Enabling password salting

See Password salting.

Including passwords in backups

Hashed user passwords are no longer saved in backup files containing user data in Moodle 1.8.11 and 1.9.7 onwards.

If you really need passwords to be saved (in the rare case of restoring a backup with user data to a different site), the following line may be added to config.php:

$CFG->includeuserpasswordsinbackups

Changing default block layout for new courses

See Block layout.

Changing default theme directory location

The location of theme directorys may be altered, using the variables $CFG->themewww and $CFG->themedir. Themes from placed in the directory specified by these variables will then be available for selection using the theme selector.

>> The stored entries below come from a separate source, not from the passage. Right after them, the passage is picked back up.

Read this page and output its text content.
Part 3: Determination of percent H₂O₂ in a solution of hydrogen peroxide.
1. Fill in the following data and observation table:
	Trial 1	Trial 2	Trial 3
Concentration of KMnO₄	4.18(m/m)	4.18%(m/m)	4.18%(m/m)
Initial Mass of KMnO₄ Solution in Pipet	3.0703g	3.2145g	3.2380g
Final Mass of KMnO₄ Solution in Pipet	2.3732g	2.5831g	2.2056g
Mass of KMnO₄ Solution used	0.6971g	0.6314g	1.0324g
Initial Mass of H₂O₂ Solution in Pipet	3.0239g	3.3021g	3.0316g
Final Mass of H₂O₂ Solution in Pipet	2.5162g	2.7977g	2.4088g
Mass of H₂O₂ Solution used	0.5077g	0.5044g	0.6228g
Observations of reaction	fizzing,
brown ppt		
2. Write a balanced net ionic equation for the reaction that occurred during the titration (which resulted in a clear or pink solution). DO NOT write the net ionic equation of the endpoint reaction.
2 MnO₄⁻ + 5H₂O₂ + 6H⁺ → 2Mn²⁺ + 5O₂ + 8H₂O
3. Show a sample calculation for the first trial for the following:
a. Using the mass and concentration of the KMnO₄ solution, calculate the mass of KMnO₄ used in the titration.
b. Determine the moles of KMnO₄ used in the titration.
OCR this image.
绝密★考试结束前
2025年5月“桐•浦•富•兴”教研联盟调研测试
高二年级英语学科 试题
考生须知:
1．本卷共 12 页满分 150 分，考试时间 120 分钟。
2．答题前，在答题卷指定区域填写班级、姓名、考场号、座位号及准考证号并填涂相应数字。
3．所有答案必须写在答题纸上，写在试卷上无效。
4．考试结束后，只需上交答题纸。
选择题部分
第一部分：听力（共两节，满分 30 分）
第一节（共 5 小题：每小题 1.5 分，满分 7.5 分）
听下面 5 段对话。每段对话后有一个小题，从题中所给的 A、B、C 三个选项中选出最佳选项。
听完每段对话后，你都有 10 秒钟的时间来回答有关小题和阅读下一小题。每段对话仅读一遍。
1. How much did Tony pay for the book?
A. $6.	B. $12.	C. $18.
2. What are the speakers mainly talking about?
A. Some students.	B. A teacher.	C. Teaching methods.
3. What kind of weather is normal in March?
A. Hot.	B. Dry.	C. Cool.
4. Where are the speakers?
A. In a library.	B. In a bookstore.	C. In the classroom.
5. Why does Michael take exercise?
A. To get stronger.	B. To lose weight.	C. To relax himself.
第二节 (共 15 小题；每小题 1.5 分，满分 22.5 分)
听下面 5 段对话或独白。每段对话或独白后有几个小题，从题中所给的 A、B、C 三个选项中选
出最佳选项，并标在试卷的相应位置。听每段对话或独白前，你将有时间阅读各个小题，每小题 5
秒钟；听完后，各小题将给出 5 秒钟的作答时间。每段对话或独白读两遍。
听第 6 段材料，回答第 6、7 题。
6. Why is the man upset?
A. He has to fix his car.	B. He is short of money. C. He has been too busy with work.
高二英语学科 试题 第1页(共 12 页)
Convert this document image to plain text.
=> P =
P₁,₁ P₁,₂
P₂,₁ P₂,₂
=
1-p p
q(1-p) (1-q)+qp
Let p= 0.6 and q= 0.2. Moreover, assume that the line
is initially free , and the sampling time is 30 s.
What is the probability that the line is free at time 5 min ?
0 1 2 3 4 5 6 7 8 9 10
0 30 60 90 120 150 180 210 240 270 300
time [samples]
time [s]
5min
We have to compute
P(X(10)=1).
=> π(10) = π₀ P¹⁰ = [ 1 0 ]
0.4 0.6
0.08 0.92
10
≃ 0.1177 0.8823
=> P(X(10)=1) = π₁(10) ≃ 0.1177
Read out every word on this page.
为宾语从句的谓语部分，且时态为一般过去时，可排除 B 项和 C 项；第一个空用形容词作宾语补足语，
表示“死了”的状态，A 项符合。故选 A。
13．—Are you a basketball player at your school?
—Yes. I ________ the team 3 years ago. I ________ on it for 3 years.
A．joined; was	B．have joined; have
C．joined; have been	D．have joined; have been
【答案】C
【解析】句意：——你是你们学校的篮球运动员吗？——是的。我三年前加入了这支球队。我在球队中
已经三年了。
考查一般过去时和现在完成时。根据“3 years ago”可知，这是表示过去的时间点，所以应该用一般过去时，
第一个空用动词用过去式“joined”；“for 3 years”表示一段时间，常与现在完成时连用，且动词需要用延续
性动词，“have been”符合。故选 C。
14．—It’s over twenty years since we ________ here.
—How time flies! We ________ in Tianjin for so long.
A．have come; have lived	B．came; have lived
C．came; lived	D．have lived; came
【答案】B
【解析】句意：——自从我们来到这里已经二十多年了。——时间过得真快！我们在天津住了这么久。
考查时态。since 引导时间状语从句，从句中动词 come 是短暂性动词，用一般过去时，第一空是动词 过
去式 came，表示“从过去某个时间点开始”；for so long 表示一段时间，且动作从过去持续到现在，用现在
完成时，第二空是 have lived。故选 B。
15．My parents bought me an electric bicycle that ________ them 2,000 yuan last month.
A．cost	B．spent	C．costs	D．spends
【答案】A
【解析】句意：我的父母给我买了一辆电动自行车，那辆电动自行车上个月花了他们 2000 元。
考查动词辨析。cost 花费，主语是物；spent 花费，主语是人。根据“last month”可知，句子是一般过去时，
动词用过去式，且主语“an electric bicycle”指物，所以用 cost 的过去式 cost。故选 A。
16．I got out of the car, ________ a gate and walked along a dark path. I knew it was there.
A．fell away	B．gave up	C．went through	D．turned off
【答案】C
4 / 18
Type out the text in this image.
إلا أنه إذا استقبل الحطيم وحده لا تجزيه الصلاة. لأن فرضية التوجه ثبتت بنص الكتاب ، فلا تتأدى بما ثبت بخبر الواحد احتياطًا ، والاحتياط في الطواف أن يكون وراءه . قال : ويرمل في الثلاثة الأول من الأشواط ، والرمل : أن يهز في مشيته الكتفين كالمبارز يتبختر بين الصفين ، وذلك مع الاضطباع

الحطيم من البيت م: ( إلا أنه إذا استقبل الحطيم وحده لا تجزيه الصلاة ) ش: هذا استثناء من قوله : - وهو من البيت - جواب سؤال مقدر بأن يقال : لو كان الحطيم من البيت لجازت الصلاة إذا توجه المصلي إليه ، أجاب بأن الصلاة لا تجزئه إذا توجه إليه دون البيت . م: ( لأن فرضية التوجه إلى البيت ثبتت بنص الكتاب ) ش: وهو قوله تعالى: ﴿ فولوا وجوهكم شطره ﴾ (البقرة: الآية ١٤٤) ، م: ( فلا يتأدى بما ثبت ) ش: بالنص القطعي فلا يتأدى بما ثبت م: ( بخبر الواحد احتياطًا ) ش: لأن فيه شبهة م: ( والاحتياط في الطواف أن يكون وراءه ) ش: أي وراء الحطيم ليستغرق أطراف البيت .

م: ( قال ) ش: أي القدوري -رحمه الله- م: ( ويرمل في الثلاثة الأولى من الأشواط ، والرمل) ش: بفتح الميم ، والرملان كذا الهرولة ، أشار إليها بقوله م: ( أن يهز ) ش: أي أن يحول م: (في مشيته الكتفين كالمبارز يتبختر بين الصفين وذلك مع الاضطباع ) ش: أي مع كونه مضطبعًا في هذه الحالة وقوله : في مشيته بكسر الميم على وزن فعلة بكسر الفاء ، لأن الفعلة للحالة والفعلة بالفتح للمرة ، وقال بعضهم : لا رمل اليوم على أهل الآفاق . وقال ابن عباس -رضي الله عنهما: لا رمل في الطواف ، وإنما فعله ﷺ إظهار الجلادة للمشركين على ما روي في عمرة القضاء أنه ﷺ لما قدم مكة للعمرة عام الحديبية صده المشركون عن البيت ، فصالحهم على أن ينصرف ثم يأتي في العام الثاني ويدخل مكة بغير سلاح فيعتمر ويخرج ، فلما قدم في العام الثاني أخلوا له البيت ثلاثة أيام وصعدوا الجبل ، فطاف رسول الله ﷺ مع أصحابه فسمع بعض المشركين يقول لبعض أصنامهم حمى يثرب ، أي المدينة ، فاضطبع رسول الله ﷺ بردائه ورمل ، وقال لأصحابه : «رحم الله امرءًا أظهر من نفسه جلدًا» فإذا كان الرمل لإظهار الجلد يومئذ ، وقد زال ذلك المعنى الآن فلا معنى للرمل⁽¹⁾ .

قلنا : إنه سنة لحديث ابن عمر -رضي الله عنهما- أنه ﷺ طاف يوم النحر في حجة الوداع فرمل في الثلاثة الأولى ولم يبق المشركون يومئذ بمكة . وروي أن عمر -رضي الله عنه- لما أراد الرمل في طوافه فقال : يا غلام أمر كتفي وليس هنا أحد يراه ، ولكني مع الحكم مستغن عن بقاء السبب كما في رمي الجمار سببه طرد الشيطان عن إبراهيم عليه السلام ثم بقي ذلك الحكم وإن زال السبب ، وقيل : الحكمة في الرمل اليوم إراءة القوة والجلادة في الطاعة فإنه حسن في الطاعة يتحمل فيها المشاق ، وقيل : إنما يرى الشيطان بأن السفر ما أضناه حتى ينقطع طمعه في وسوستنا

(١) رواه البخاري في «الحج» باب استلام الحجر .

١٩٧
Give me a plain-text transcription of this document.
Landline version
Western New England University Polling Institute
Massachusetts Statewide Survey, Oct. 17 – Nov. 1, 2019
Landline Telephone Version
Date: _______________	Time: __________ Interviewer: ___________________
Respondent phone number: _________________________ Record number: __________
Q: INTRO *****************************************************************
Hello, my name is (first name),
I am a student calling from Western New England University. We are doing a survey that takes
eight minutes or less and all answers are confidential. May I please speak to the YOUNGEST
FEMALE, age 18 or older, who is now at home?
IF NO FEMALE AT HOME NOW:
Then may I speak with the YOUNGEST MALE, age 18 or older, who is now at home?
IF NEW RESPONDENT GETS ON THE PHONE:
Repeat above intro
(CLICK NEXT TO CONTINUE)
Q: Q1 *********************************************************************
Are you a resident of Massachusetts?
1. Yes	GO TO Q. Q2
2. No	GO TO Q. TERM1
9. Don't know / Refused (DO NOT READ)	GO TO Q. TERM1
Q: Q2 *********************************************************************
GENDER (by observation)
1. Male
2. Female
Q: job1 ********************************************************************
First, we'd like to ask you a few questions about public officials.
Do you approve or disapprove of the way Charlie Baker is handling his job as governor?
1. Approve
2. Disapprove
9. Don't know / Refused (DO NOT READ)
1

For example, should you wish to place themes in a subdirectory called 'my_moodle_themes', your config.php might look like this:

$CFG->wwwroot   = 'http://my.moodle.site.edu';
$CFG->dirroot   = '/var/www/my.moodle.site.edu/public_html';
$CFG->themewww  = $CFG->wwwroot . '/my_moodle_themes';
$CFG->themedir  = $CFG->dirroot . '/my_moodle_themes';

The config-dist.php file

The config-dist.php file http://nte-coxim.freewebclass.com/config-dist.php?view=markup is the template file. It contains the usual settings of a config.php file, with lots of additional settings that don't currently have a UI for them. To use these settings you have to add them to the configuration file.